Fuzzy SEARCH/REPLACE blocks are Aider’s approach. The model produces structured edit blocks and Aider tries exact match first, then falls back to difflib’s SequenceMatcher for near-misses. Minor whitespace differences no longer cause hard failures. The tradeoff is determinism: when the scaffold applies a fuzzy match, the user cannot tell whether it found the intended location or an adjacent one that looked similar. In files with repeated patterns this produces subtle, hard-to-notice errors.
Over many sequential edits, the difference in failure visibility compounds. String replacement gives a clear error on every bad attempt. Fuzzy matching might silently apply twenty edits to slightly wrong locations before the model notices the code does not work.
The Scaffolding Gap
The most practically important finding in recent agent research is that the scaffolding matters more than the model. The same base model running on a naive “here’s bash, go” scaffolding and a carefully engineered harness with proper tool schemas, output truncation, navigation strategies, and context management shows a performance gap of thirty percentage points on SWE-bench Verified. That gap is not explained by any capability difference in the model. It is entirely the engineering around the loop.
This has a direct implication for anyone building on top of coding agents or evaluating them. Benchmark numbers reflect the scaffolding as much as the model. When Claude Code scores roughly 49% on SWE-bench Verified and a naive harness using the same Claude model scores 18%, the difference is in how tools are designed, how output is truncated, how context is managed across turns, and how planning is separated from execution.

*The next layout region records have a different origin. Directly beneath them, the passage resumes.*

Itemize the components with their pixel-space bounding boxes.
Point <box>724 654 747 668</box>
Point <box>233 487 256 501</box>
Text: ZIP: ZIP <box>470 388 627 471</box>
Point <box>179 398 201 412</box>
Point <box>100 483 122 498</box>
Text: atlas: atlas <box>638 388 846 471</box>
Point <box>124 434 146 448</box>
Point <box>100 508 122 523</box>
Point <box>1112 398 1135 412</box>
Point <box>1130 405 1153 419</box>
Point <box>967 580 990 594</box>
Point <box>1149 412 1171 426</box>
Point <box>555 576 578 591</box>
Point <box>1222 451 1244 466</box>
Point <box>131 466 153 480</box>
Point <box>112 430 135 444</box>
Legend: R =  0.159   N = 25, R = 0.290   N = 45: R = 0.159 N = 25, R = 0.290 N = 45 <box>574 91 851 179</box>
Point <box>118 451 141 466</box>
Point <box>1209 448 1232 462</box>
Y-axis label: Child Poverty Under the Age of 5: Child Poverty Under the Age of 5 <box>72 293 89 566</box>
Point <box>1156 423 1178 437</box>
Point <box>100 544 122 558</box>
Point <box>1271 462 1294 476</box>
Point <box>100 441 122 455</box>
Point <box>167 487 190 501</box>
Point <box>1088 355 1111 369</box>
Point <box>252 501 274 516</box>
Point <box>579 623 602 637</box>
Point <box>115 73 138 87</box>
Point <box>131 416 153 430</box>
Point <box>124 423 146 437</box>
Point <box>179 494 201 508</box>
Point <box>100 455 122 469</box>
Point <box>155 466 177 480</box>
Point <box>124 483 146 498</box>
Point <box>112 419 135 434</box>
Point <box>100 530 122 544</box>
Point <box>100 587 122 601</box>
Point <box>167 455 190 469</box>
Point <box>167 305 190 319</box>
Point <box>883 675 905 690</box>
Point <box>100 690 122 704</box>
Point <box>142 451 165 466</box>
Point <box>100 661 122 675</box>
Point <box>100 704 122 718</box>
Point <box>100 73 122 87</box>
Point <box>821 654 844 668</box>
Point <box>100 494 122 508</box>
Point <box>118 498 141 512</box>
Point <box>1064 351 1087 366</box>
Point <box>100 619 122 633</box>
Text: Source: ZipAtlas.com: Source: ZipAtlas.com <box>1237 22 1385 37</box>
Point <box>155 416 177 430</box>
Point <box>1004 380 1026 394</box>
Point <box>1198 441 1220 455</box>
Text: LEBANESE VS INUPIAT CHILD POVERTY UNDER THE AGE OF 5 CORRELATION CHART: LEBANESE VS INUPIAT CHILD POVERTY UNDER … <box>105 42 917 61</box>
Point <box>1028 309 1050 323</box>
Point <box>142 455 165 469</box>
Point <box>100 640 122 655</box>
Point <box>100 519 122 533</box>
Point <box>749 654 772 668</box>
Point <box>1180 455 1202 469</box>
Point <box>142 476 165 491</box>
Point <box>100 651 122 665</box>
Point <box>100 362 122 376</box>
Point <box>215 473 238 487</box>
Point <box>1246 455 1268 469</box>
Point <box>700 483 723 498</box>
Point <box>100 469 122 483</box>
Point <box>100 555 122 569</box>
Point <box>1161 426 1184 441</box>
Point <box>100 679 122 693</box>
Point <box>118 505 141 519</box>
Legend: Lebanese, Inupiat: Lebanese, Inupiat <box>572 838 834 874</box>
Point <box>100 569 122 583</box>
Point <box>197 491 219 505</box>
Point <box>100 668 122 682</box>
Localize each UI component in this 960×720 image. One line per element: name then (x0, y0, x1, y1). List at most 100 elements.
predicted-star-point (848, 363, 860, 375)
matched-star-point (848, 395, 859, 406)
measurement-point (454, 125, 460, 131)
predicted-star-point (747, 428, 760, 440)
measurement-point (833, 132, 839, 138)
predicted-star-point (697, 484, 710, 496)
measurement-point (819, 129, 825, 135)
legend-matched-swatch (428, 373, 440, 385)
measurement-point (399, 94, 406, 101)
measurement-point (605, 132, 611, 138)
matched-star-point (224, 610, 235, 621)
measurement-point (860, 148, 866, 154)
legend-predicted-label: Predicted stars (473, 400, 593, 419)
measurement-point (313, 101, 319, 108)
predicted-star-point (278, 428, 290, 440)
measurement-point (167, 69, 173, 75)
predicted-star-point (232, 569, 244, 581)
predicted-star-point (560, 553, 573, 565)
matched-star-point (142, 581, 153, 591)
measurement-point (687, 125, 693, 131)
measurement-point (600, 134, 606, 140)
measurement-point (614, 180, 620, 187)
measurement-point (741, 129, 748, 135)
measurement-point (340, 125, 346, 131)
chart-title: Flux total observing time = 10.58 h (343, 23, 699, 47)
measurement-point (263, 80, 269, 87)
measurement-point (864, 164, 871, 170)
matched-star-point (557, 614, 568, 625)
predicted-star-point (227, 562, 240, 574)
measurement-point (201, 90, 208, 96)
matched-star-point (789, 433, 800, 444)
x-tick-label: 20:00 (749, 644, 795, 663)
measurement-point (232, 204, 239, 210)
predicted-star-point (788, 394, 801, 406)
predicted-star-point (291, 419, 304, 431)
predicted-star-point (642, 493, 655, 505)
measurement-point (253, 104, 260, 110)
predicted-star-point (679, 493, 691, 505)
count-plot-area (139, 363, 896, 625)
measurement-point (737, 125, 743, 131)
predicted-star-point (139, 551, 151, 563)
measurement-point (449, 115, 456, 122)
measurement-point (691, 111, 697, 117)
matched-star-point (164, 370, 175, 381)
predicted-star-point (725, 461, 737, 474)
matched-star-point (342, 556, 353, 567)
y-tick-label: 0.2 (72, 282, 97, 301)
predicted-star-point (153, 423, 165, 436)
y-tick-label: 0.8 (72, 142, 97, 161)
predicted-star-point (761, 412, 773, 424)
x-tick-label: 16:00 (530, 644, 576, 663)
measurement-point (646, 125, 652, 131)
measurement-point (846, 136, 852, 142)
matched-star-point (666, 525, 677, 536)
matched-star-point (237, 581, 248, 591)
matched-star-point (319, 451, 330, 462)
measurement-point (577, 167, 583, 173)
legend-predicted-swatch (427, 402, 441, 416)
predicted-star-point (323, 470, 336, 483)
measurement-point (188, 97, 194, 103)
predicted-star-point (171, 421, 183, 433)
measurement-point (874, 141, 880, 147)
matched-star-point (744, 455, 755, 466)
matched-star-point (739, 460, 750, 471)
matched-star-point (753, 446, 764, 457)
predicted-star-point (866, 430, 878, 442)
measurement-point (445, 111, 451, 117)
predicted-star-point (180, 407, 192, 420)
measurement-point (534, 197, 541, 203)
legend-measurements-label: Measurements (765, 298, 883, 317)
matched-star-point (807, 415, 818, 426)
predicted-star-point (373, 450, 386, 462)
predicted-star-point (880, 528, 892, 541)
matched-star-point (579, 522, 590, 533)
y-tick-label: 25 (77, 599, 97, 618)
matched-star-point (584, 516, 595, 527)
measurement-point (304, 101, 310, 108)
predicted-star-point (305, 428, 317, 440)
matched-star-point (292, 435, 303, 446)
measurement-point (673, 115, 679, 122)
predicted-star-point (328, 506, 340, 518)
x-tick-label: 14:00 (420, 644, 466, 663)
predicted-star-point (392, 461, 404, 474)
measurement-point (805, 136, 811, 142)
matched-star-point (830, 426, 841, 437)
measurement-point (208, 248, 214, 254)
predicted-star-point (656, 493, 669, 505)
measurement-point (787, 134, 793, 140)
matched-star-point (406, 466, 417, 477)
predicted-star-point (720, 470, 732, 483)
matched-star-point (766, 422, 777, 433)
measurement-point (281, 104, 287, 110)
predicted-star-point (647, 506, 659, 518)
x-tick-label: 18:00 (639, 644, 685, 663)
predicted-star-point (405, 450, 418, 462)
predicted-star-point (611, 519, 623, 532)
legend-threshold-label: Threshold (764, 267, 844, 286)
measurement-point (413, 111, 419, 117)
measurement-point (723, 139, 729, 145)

The observation extends to constraint enforcement. Instructions in a system prompt are advisory. The model follows them most of the time, especially early in a session. Over long sessions they drift toward the middle of context where attention degrades. Instructions that survive compaction do so as paraphrases, which is worse than the original for anything requiring precision. Hard constraints, like “never modify the migrations directory,” belong in scaffolding hooks that run before tool execution, not in CLAUDE.md.
Building With This in Mind
If you are building tooling on top of a coding agent or writing the context files that shape its behavior, a few things follow from the above.
Tool descriptions encode behavior. Write them as instructions, not labels. Include guidance on when to use partial reads, when to re-read before editing, and what the error messages mean.
Context anchor files like CLAUDE.md work best for information that should always be present, because they live at the start of context. They are poor choices for dynamic constraints added mid-session.
Navigation strategy determines session length. An agent that reads entire files instead of using partial reads, repo maps, or grep will hit context limits on medium-sized codebases before completing tasks. This is a scaffolding problem, not a model capability problem.
The most complete technical treatment I have found is Willison’s guide linked above, alongside the SWE-agent paper and Aider’s documentation on repo maps. The implementation details vary across Claude Code, Cursor, and Aider, but the constraint driving the design is the same in all of them.